Tuesday, October 15, 2013

North Carolina Court Adopts Hybrid Level of Judicial Review of Non-Compete Provisions in Franchise Agreements

In Outdoor Lighting Perspectives Franchising, Inc. v. Harders, 747 S.E.2d 256 (N.C. App. 2013), the franchisor sought to enforce a provision in its franchise agreement that would have prohibited a former franchisee from involvement in a "competing business" for two years following the termination of the franchise agreement.  The agreement defined a "competing business as any business "operating in competition with an outdoor lighting business" or "any business similar to" the franchisee's business.  The North Carolina Court of Appeals, with Judge Ervin, writing for a unanimous Court, created a "hybrid" level of scrutiny of non-compete provisions in franchise agreements.  In so holding, the court noted other sorts of agreements which, in its view, might be appropriate for resolution under this “hybrid” level of scrutiny, including the dissolution of a professional partnership (citing Beam v. Ruthledge, 9 S.E.2d 476 (N.C. 1940)), a venture capitalist’s purchase of a franchise (citing Keith v. Day, 343 S.E.2d 562 (N.C. App. 1986)), and restrictive covenants in independent contractor agreements (citing Starkings Ct. Reporting Servs., Inc. v. Collins, 313 S.E.2d 614 (N.C. App. 1984)). 

In the lower court, the franchisee had successfully argued that the non-compete provision was overly broad.  In so holding, the trial court had relied, in part, on cases employing the scrutiny standard used in employment cases.  On appeal, the franchisor argued that the sale-of-business standard of review of non-competes should have been used by the trial court, and sought reversal on that basis.  

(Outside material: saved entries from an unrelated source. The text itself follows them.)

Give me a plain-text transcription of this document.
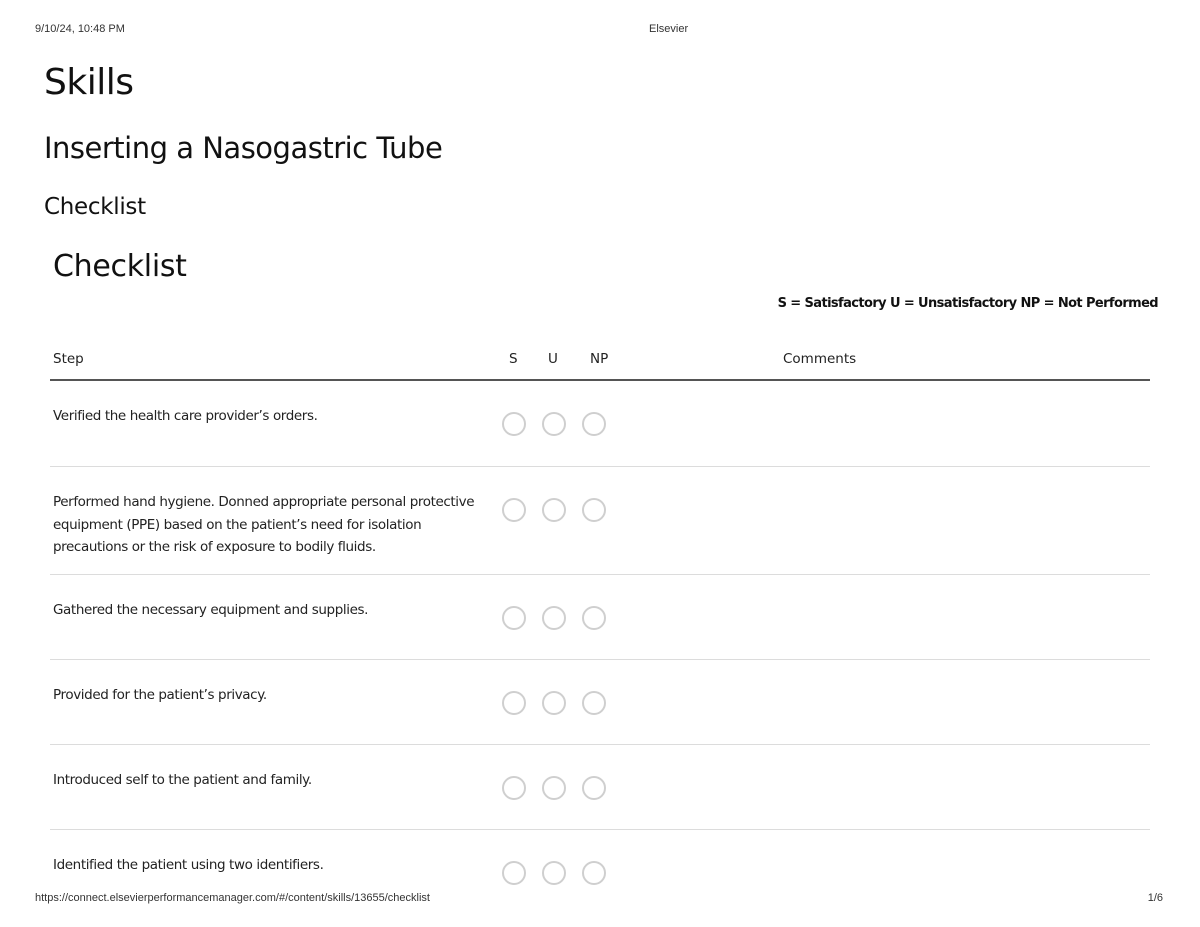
9/10/24, 10:48 PM	Elsevier
Skills
Inserting a Nasogastric Tube
Checklist
Checklist
S = Satisfactory U = Unsatisfactory NP = Not Performed
Step	S U NP	Comments
Verified the health care provider’s orders.
Performed hand hygiene. Donned appropriate personal protective equipment (PPE) based on the patient’s need for isolation precautions or the risk of exposure to bodily fluids.
Gathered the necessary equipment and supplies.
Provided for the patient’s privacy.
Introduced self to the patient and family.
Identified the patient using two identifiers.
https://connect.elsevierperformancemanager.com/#/content/skills/13655/checklist	1/6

The Court of Appeals found that the franchisor-franchisee relationship did not fit squarely into either a sale-of-business or an employment-relationship setting.  The Court explained that "practical differences between the typical employer-employee arrangement and the typical buyer-seller arrangement preclude us from concluding that the rules that typically govern either arrangement should be applied with unbending rigidity in this situation."  Those differences included, on the one hand, the fact that, unlike in typical sale-of-business cases, a portion of the good will generated by a franchisee would naturally accrue to the franchisor as well.  Likewise, the specific “job description” of the franchisee, while less relevant than in the employment context, retained some relevance to evaluating the reasonableness of a non-compete in a franchise agreement.

Instead of committing itself to one rigid standard for the enforceability of non-competes, the Court adopted a "hybrid" standard.  The Court found that the standard should insure that such non-compete arrangements are no more restrictive than is necessary to protect the franchisor's legitimate interests.  In articulating this "hybrid" standard, the Court drew from both the employment and sale of business standards.  The resulting standard included consideration of the reasonableness of the restriction's duration, the reasonableness of the restriction's geographic scope, and the extent to which the restriction is otherwise necessary to protect the legitimate interests of the franchisor. 

In applying the new "hybrid" standard to the case at hand, the Court held the agreement was overly broad in geographic scope, as it prohibited the franchisee from doing business in geographic areas related to the franchisor's affiliates that were not competitive in the outdoor lighting market.  In addition, the Court held that the agreement restricted more activities than reasonably necessary to protect the franchisor's legitimate business interests, specifically criticizing the language that prevented the franchisee from involvement in “any business similar to the [plaintiff’s business]”. 

As North Carolina does not blue pencil a non-compete agreement, the Court of Appeals concluded that the agreement was unenforceable and affirmed the trial court.